My vorpal sword and I

I love Lewis Carroll’s whimsical rhymes and his unabashedly morbid narratives. I love how he works within the “system” to poke fun at, add to, and eventually demonstrate the flexibility of the rigid system. Some may say such actions actually lead to the system’s demise, which isn’t a bad thing.

I’ve been wanting to start this blog for some time now. I mean, I’ve always enjoyed writing, explaining, and simply announcing the going-ons in my life. I tried a variety of blogs; a regular personal blog felt too narcissistic and any blog requiring photos required too much work.

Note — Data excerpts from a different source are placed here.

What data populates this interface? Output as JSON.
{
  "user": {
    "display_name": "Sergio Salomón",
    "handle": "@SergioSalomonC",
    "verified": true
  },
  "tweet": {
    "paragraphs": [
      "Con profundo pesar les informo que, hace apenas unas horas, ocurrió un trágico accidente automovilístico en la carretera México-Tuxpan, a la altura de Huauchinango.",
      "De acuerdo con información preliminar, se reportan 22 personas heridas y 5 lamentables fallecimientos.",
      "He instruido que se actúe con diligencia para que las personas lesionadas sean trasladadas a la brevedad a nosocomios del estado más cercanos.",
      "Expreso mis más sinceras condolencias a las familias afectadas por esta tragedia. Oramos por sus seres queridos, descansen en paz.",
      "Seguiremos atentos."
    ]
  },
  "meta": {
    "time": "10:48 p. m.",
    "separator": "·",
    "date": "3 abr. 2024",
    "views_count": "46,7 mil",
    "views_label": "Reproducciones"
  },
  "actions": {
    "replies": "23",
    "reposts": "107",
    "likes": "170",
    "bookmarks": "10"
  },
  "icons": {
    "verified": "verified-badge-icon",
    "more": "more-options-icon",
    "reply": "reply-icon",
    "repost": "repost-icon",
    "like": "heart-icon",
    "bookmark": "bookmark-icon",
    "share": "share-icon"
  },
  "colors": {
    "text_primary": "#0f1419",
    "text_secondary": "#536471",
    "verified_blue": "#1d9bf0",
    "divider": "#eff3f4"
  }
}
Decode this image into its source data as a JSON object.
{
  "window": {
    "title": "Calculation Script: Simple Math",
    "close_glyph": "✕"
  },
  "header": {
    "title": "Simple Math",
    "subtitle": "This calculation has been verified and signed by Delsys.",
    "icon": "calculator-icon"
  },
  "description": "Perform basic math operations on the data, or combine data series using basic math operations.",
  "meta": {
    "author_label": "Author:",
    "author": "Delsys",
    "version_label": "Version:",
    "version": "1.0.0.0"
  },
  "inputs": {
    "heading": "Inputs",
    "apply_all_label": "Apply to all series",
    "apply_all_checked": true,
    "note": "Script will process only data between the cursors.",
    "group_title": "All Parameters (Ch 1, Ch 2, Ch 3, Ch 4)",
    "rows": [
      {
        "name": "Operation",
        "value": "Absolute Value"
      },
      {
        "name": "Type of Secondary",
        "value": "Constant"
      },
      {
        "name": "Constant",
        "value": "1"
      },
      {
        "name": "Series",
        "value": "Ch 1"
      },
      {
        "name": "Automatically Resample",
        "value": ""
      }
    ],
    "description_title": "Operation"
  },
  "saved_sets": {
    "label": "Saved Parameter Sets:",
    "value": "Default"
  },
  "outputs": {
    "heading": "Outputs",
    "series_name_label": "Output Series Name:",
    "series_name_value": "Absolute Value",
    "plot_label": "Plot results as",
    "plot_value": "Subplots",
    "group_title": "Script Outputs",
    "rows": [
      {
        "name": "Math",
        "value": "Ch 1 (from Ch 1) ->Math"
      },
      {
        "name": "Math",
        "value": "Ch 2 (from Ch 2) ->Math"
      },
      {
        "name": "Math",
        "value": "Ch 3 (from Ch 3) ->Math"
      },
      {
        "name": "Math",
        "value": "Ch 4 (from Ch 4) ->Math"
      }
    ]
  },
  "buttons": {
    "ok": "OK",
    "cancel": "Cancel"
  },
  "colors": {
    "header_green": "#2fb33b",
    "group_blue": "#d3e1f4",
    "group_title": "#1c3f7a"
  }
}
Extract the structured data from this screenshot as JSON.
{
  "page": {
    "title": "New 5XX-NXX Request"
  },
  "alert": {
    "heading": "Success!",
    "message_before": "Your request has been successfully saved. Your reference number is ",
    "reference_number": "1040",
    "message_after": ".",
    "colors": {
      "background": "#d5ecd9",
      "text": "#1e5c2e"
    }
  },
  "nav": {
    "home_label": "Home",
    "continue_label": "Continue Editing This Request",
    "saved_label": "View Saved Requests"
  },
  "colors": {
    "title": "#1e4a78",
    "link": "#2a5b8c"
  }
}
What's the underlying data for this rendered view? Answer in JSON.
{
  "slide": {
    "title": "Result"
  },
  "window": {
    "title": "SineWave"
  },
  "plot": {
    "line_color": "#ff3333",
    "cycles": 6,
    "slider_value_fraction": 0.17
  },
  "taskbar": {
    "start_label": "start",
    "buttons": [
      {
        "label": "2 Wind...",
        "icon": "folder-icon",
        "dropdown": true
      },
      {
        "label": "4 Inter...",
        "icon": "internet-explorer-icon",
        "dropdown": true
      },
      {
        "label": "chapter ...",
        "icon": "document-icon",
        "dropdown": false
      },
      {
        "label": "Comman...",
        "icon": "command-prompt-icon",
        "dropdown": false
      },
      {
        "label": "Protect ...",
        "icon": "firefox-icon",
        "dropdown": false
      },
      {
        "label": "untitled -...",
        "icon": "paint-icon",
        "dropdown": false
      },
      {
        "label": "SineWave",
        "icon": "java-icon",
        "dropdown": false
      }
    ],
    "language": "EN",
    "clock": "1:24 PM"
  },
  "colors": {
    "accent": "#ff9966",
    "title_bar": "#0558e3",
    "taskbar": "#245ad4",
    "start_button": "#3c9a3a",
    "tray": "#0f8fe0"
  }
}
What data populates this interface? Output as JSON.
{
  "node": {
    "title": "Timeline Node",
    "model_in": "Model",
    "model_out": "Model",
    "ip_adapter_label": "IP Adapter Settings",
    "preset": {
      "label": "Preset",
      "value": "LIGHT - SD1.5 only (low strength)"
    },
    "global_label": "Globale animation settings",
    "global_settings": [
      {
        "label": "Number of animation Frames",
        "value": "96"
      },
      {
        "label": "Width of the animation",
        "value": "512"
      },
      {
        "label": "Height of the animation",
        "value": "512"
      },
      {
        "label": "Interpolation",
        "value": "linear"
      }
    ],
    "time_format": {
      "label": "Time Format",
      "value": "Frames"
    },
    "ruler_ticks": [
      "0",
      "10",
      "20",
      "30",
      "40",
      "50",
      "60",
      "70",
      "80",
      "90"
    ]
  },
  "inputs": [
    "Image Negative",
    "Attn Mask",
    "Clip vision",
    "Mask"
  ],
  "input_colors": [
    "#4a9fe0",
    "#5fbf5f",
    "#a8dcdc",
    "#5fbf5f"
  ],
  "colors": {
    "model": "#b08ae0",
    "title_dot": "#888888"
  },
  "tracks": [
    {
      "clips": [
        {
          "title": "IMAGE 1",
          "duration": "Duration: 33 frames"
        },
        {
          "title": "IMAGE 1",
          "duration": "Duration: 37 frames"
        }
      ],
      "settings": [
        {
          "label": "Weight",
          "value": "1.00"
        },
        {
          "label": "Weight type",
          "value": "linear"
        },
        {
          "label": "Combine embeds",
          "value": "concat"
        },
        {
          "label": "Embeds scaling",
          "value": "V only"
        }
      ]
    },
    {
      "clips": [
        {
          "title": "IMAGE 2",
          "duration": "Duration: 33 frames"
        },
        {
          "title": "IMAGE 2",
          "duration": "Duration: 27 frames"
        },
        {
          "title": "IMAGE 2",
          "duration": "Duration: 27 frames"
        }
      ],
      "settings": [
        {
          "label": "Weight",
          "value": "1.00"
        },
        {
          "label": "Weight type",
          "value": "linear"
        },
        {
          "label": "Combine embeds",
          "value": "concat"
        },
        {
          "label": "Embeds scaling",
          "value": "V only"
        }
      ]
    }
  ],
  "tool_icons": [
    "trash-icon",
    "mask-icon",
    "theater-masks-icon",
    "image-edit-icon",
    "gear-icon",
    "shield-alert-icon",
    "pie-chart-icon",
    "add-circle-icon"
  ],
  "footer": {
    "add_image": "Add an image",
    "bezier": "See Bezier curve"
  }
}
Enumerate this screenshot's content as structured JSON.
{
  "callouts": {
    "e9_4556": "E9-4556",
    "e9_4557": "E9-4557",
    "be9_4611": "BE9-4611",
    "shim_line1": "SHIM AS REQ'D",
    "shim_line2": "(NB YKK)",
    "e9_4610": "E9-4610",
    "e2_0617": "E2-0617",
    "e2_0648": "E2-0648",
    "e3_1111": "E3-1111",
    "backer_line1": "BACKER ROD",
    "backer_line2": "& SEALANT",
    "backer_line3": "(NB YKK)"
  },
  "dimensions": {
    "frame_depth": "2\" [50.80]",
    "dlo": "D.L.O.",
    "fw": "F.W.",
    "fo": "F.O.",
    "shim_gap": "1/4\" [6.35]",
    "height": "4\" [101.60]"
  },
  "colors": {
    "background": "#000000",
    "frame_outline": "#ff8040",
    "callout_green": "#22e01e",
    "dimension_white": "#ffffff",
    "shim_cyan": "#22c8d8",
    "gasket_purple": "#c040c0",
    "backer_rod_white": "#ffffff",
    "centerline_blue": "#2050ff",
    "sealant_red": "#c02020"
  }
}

During my year abroad I had an interesting conversation with an equally interesting girl. She asked, “What moves you?” I told her I wasn’t sure. I told her in movies what makes me cry is when people bully other people, when something happens and people are helpless to stop it, when things aren’t fair, when life is taken for granted, or when life is appreciated. I told her how I grew up with a sense of what was fair or not, and only recently learned how mercy outweighs justice. I told her life mattered – human life. I told her I wasn’t sure if this was clear and she nodded and told me that it was.

I look back and am grateful that she had me verbalize something that had been churning in me for a while. Something that I had difficulty expressing and reconciling; the idea of how to live a life that is full, in which I can act justly, love mercy, and walk humbly with God (Micah 6:8). I wanted to fix the wrongs in the world without ignoring the fact that these are outpourings of a deeper, spiritual problems. I didn’t want to address the soul without following up with practical actions. And i realized throughout this all, that I was just hopelessly ignorant, both of what the Bible says about the world and of what is happening.

So I’m changing.

I’m reading the Word and growing more aware of what is happening in the world. And this blog is going to help me digest what I learn by being a place where I can draw awareness to what is happening globally and regionally. A place where I can summarize issues that everyone should know but doesn’t. And finally a place where I can track my own progress in being a woman who practices pure and genuine religion (James 1:27) by both caring for those in affliction and keeping herself unstained by the world.

This blog shall be (to borrow from Mr. Carroll) my vorpal sword.

2 responses to “My vorpal sword and I

  1. Junia,

    This is great. Can’t wait to read more! Agree about the personal blog thing. Mine will be about teaching and taking a year off.

    PEACE.

    Gulz

  2. Thanks Julia! Excited to read/see what you’ll be up to too!